Юнгер понимал достижение тотальной мобилизации не как решение технического или экономического вопроса, а как план специфической готовности к ней общества, которая возникает как определенное состояние человека в соединении с духовно-организационными качествами общества. И если еще можно сохранить понятия прогресса и прогрессивности, то только в смысле того, что создает указанные качества общества. К их выражениям он относит, в частности, нерефлектирующий автоматизм действий, освобождение от отяготительных напластований прошлого, выступающих культурно-историческим тормозом и ограничителем решительных сосредоточенных действий. На них зиждятся традиции, патриотизм, понятия чести, веры и другие составляющие культуры. Зато общества на цивилизационном уровне, с универсальными условиями реализации прав и потребностей человека и связанной с ними демократией, с национализмом, преодолевшим культурный патриотизм, с располагающей, готовой к мобилизации массой как совокупным рабочим, реагирующим не на понятия и ценности культуры, а на пропаганду и внушающее воздействие, этот универсальный язык цивилизации, оказались единственно способными к осуществлению мобилизации неограниченной.

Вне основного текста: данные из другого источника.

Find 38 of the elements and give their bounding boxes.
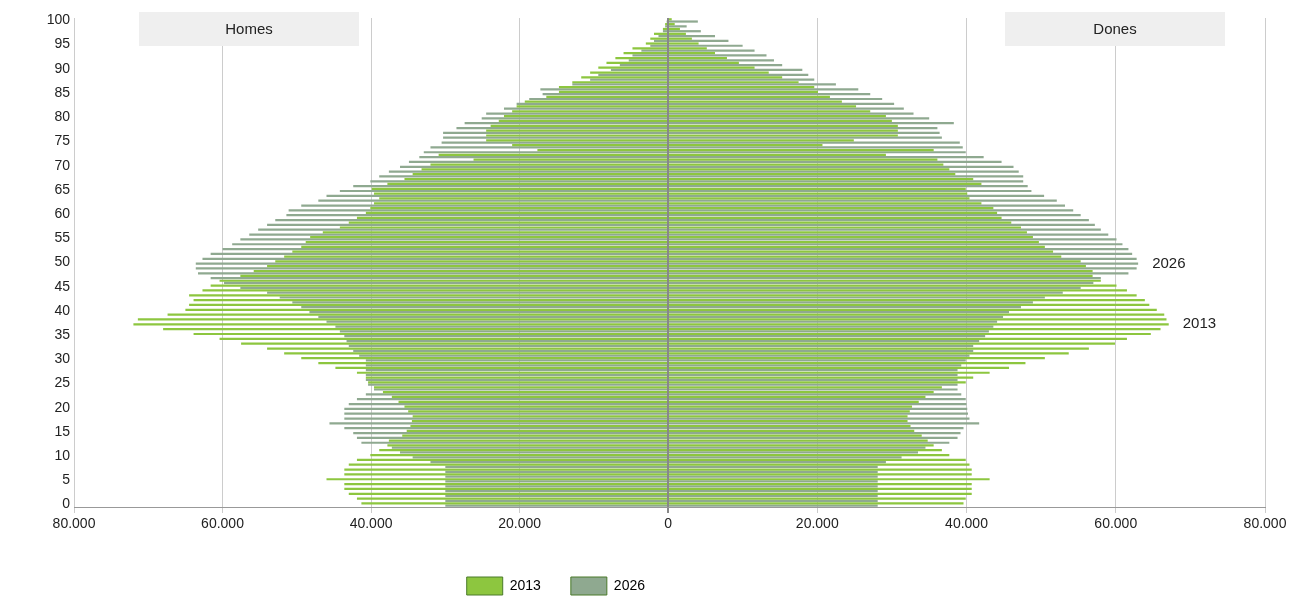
y-tick-label: 95 [54, 35, 71, 52]
y-tick-label: 65 [54, 180, 71, 197]
y-tick-label: 60 [54, 204, 71, 221]
y-tick-label: 85 [54, 83, 71, 100]
y-tick-label: 40 [54, 301, 71, 318]
x-tick-label: 20.000 [795, 515, 839, 532]
y-tick-label: 25 [54, 374, 71, 391]
x-tick-label: 60.000 [1094, 515, 1138, 532]
y-tick-label: 90 [54, 59, 71, 76]
y-tick-label: 0 [62, 495, 71, 512]
y-tick-label: 75 [54, 132, 71, 149]
x-tick-label: 60.000 [201, 515, 245, 532]
legend-label: 2026 [613, 576, 646, 593]
title-box: Dones [1005, 12, 1225, 46]
legend-label: 2013 [509, 576, 542, 593]
y-tick-label: 45 [54, 277, 71, 294]
x-tick-label: 20.000 [498, 515, 542, 532]
x-tick-label: 40.000 [945, 515, 989, 532]
y-tick-label: 15 [54, 422, 71, 439]
x-tick-label: 0 [664, 515, 673, 532]
y-tick-label: 80 [54, 108, 71, 125]
x-tick-label: 80.000 [52, 515, 96, 532]
y-tick-label: 5 [62, 471, 71, 488]
series-label: 2013 [1182, 314, 1217, 332]
y-tick-label: 30 [54, 350, 71, 367]
x-tick-label: 80.000 [1243, 515, 1287, 532]
bar [669, 18, 672, 21]
x-tick-label: 40.000 [349, 515, 393, 532]
y-tick-label: 35 [54, 325, 71, 342]
y-tick-label: 70 [54, 156, 71, 173]
y-tick-label: 100 [46, 11, 71, 28]
y-tick-label: 50 [54, 253, 71, 270]
title-box: Homes [139, 12, 359, 46]
y-tick-label: 10 [54, 447, 71, 464]
y-tick-label: 55 [54, 229, 71, 246]
bar [669, 20, 698, 23]
series-label: 2026 [1152, 253, 1186, 271]
y-tick-label: 20 [54, 398, 71, 415]
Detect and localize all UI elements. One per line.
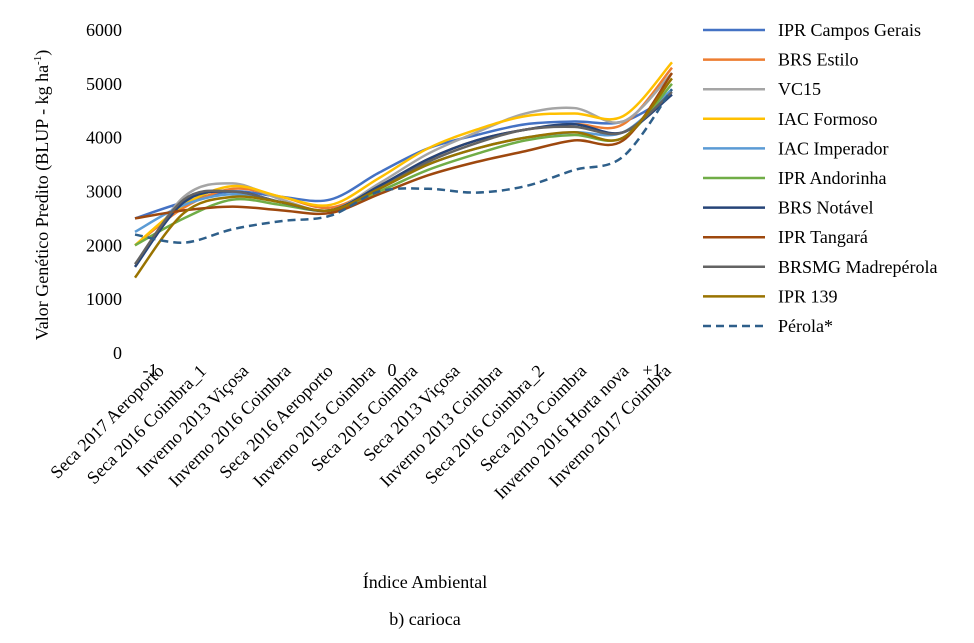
series-line — [134, 66, 673, 247]
series-line — [133, 72, 673, 268]
y-tick-label: 0 — [113, 343, 122, 363]
y-tick-label: 4000 — [86, 128, 122, 148]
x-axis-label: Índice Ambiental — [363, 571, 487, 592]
series-line — [134, 88, 674, 244]
y-tick-label: 2000 — [86, 235, 122, 255]
series-line — [134, 72, 674, 220]
series-line — [134, 90, 673, 265]
y-tick-label: 5000 — [86, 74, 122, 94]
y-tick-label: 3000 — [86, 182, 122, 202]
annotation: 0 — [388, 360, 397, 380]
y-axis-label-sup: -1 — [32, 56, 44, 65]
legend-label: IPR Andorinha — [778, 168, 887, 188]
annotation: +1 — [642, 360, 661, 380]
y-axis-label-main: Valor Genético Predito (BLUP - kg ha — [32, 65, 53, 340]
legend-label: BRSMG Madrepérola — [778, 257, 937, 277]
series-line — [134, 82, 673, 247]
legend-label: IPR Tangará — [778, 227, 868, 247]
annotation: -1 — [143, 360, 158, 380]
legend-label: BRS Notável — [778, 198, 874, 218]
y-axis-label: Valor Genético Predito (BLUP - kg ha-1) — [32, 50, 53, 340]
legend-label: BRS Estilo — [778, 50, 859, 70]
series-line — [134, 61, 673, 247]
legend-label: IPR 139 — [778, 286, 838, 306]
y-tick-label: 6000 — [86, 20, 122, 40]
series-line — [134, 77, 673, 279]
legend-label: IPR Campos Gerais — [778, 20, 921, 40]
legend-label: IAC Formoso — [778, 109, 878, 129]
legend-label: IAC Imperador — [778, 138, 888, 158]
y-axis-label-end: ) — [32, 50, 53, 56]
legend-label: VC15 — [778, 79, 821, 99]
caption: b) carioca — [389, 609, 460, 630]
legend-label: Pérola* — [778, 316, 833, 336]
y-tick-label: 1000 — [86, 289, 122, 309]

Цивилизация рождает новый тип дисциплины и соответствующую сферу ее выражения — работу, будь ею производство, война или интеллектуальная деятельность. Конкретность связей индивидуальностей уступает место отвлеченности, обезличенности и жестокой функциональной заданности человеческих отношений. «Одновременно возрастает ценность масс»,[337]а прогрессивными формами их консолидации в целостности — мобилизации — выступают фашизм, большевизм, американизм, сионизм, движение цветных народов.[338]